THE intense repression here combined with the inequality of wealth and absence of reform will create the Islamic fundamentalism that the regime is trying to quash," said the British ambassador to Uzbekistan, Craig Murray, so of course they recalled him to London.

Around The World
By Gwynne Dyer


THE intense repression here combined with the inequality of wealth and absence of reform will create the Islamic fundamentalism that the regime is trying to quash," said the British ambassador to Uzbekistan, Craig Murray, so of course they recalled him to London.

Ally Number One, the United States of America, is making Uzbekistan a major logistical base for its military operations in Central Asia, and would be grateful if Britain's ambassador stopped bad-mouthing America's new ally in the crusade for democracy, Uzbekistani dictator Islam Karimov.

It looked like curtains for Murray: trumped-up allegations of drunkenness and womanising, our American friends deeply distressed at his comments about Karimov, best find him something else to do out of the limelight until all this blows over. But then something surprising happened.

It’s not clear quite what it was — either Murray's professional colleagues at the British Foreign Office quietly rebelled against the plan to sacrifice one of their own on the altar of the ‘special relationship’ with the United States, or Prime Minister Tony Blair's government decided that this was a genuflection too far -- but suddenly, last month, Craig Murray was back in Tashkent. What’s more, his mouth has not been sealed shut.

Murray was hardly back in the country when Fatima Mukhadirova, the mother of a young Uzbek man who had been tortured and murdered by the authorities for his alleged links with Islamic extremism, was herself sentenced to six years in a maximum security prison for publicising information about her son's torture (or attempting to "overthrow the constitutional order," as the court put it). Murray could not contain himself: “It is another example of a gross breach of human rights in Uzbekistan,” he said.

There is absolutely no evidence that Mrs Mukhadirova's son, Muzafar Avazov, was anything but a devout Muslim with no political links: in Islam Karimov’s brutal and arbitrary dictatorship, just being seen in a mosque can draw suspicion to you.

Avazov was arrested, tortured and killed in the notorious Jaslik jail, as thousands of others have been in Uzbekistan on equally flimsy charges.
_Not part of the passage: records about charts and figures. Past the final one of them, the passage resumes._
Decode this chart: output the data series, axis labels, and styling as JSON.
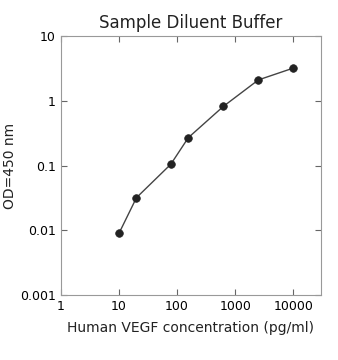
{
  "title": "Sample Diluent Buffer",
  "xlabel": "Human VEGF concentration (pg/ml)",
  "ylabel": "OD=450 nm",
  "x_data": [
    10,
    20,
    78,
    156,
    625,
    2500,
    10000
  ],
  "y_data": [
    0.009,
    0.032,
    0.105,
    0.27,
    0.82,
    2.1,
    3.2
  ],
  "xlim": [
    1,
    30000
  ],
  "ylim": [
    0.001,
    10
  ],
  "xticks": [
    1,
    10,
    100,
    1000,
    10000
  ],
  "xtick_labels": [
    "1",
    "10",
    "100",
    "1000",
    "10000"
  ],
  "yticks": [
    0.001,
    0.01,
    0.1,
    1,
    10
  ],
  "ytick_labels": [
    "0.001",
    "0.01",
    "0.1",
    "1",
    "10"
  ],
  "line_color": "#444444",
  "marker_color": "#222222",
  "marker_size": 5.5,
  "title_fontsize": 12,
  "label_fontsize": 10,
  "tick_fontsize": 9,
  "background_color": "#ffffff"
}
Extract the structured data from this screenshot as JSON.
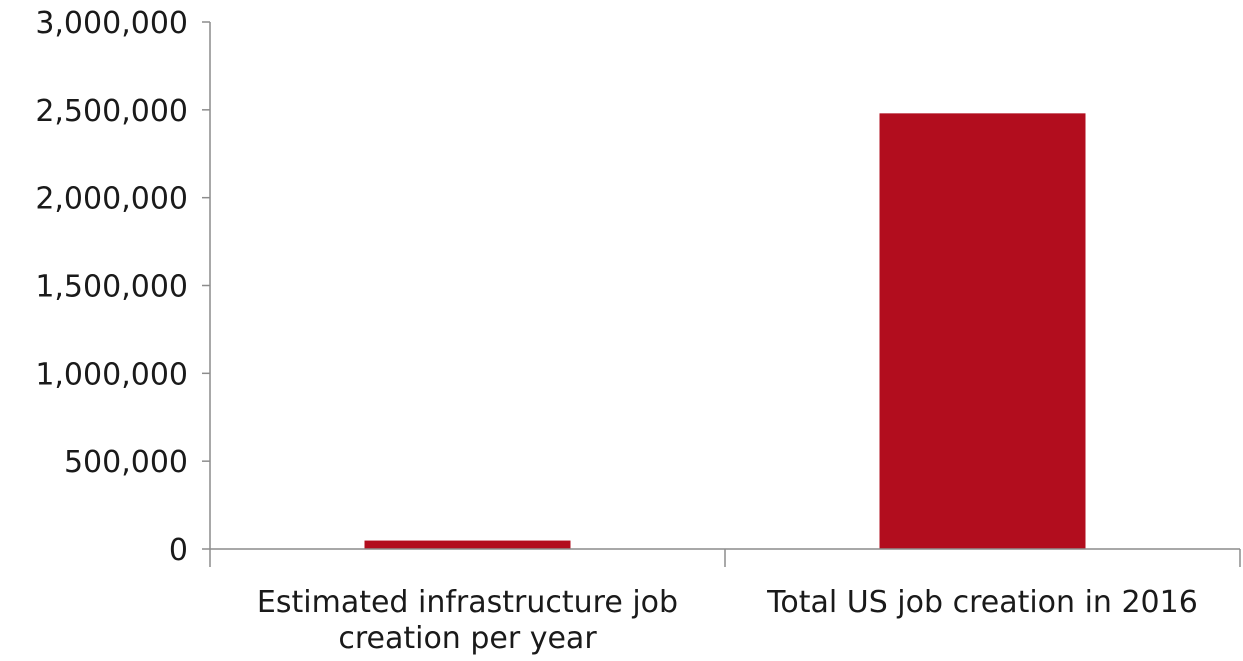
{
  "chart_data": {
    "type": "bar",
    "categories": [
      [
        "Estimated infrastructure job",
        "creation per year"
      ],
      [
        "Total US job creation in 2016"
      ]
    ],
    "values": [
      48000,
      2480000
    ],
    "ylim": [
      0,
      3000000
    ],
    "yticks": [
      0,
      500000,
      1000000,
      1500000,
      2000000,
      2500000,
      3000000
    ],
    "ytick_labels": [
      "0",
      "500,000",
      "1,000,000",
      "1,500,000",
      "2,000,000",
      "2,500,000",
      "3,000,000"
    ],
    "grid": false,
    "legend": "none",
    "bar_color": "#b20d1e",
    "title": "",
    "xlabel": "",
    "ylabel": ""
  }
}
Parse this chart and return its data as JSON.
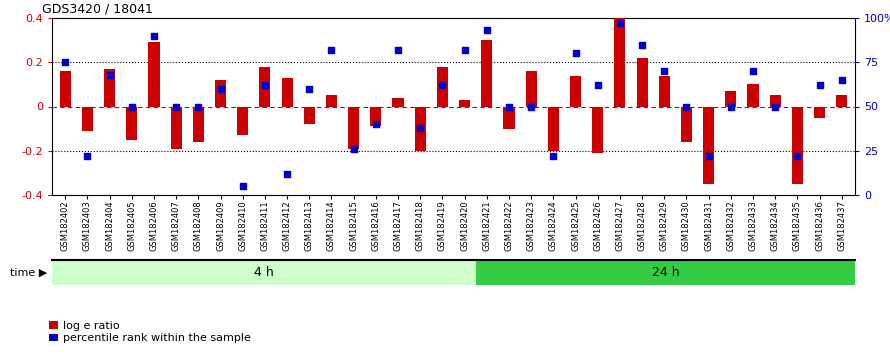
{
  "title": "GDS3420 / 18041",
  "categories": [
    "GSM182402",
    "GSM182403",
    "GSM182404",
    "GSM182405",
    "GSM182406",
    "GSM182407",
    "GSM182408",
    "GSM182409",
    "GSM182410",
    "GSM182411",
    "GSM182412",
    "GSM182413",
    "GSM182414",
    "GSM182415",
    "GSM182416",
    "GSM182417",
    "GSM182418",
    "GSM182419",
    "GSM182420",
    "GSM182421",
    "GSM182422",
    "GSM182423",
    "GSM182424",
    "GSM182425",
    "GSM182426",
    "GSM182427",
    "GSM182428",
    "GSM182429",
    "GSM182430",
    "GSM182431",
    "GSM182432",
    "GSM182433",
    "GSM182434",
    "GSM182435",
    "GSM182436",
    "GSM182437"
  ],
  "log_ratio": [
    0.16,
    -0.11,
    0.17,
    -0.15,
    0.29,
    -0.19,
    -0.16,
    0.12,
    -0.13,
    0.18,
    0.13,
    -0.08,
    0.05,
    -0.19,
    -0.09,
    0.04,
    -0.2,
    0.18,
    0.03,
    0.3,
    -0.1,
    0.16,
    -0.2,
    0.14,
    -0.21,
    0.4,
    0.22,
    0.14,
    -0.16,
    -0.35,
    0.07,
    0.1,
    0.05,
    -0.35,
    -0.05,
    0.05
  ],
  "percentile": [
    75,
    22,
    68,
    50,
    90,
    50,
    50,
    60,
    5,
    62,
    12,
    60,
    82,
    26,
    40,
    82,
    38,
    62,
    82,
    93,
    50,
    50,
    22,
    80,
    62,
    97,
    85,
    70,
    50,
    22,
    50,
    70,
    50,
    22,
    62,
    65
  ],
  "group1_label": "4 h",
  "group2_label": "24 h",
  "group1_count": 19,
  "bar_color": "#CC0000",
  "dot_color": "#0000CC",
  "bg_color": "#FFFFFF",
  "group1_color": "#CCFFCC",
  "group2_color": "#33CC44",
  "ylim_left": [
    -0.4,
    0.4
  ],
  "yticks_left": [
    -0.4,
    -0.2,
    0.0,
    0.2,
    0.4
  ],
  "ytick_labels_left": [
    "-0.4",
    "-0.2",
    "0",
    "0.2",
    "0.4"
  ],
  "yticks_right": [
    0,
    25,
    50,
    75,
    100
  ],
  "ytick_labels_right": [
    "0",
    "25",
    "50",
    "75",
    "100%"
  ],
  "legend_labels": [
    "log e ratio",
    "percentile rank within the sample"
  ]
}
The only different thing about the case is that when his mother got his body back, she took pictures of it and publicised them. When Murray saw them in 2002, he protested loudly.

When Avazov's mother was sent to jail last week for making the horrors public, he protested again, telling the BBC World Service that the six-year sentence was “simply appalling!”. Later he told the Guardian newspaper: “She took photographs of her son's corpse which she gave to the British embassy.

The Foreign Office sent them to the University of Glasgow pathology department. Their forensic report said the body had clearly been immersed (in boiling water) because of the tide marks around the upper torso.” His teeth had also been smashed and his fingernails pulled out, but the Uzbek prison authorities continue to insist that he died because inmates spilled hot tea on him.

An everyday story of Central Asian folk, ending with the sentencing of a 63-year-old woman to six years at hard labour. (“The chances of her surviving that are very limited,” Murray commented.) This sort of stuff goes on all the time in most of America’s new allies in the former Soviet Union, and the US government steadfastly looks the other way because now they have become valuable allies in the ‘war against terror’, whatever that means these days.

But it is refreshing to see a diplomat who does not believe that he was hired to lie for his country.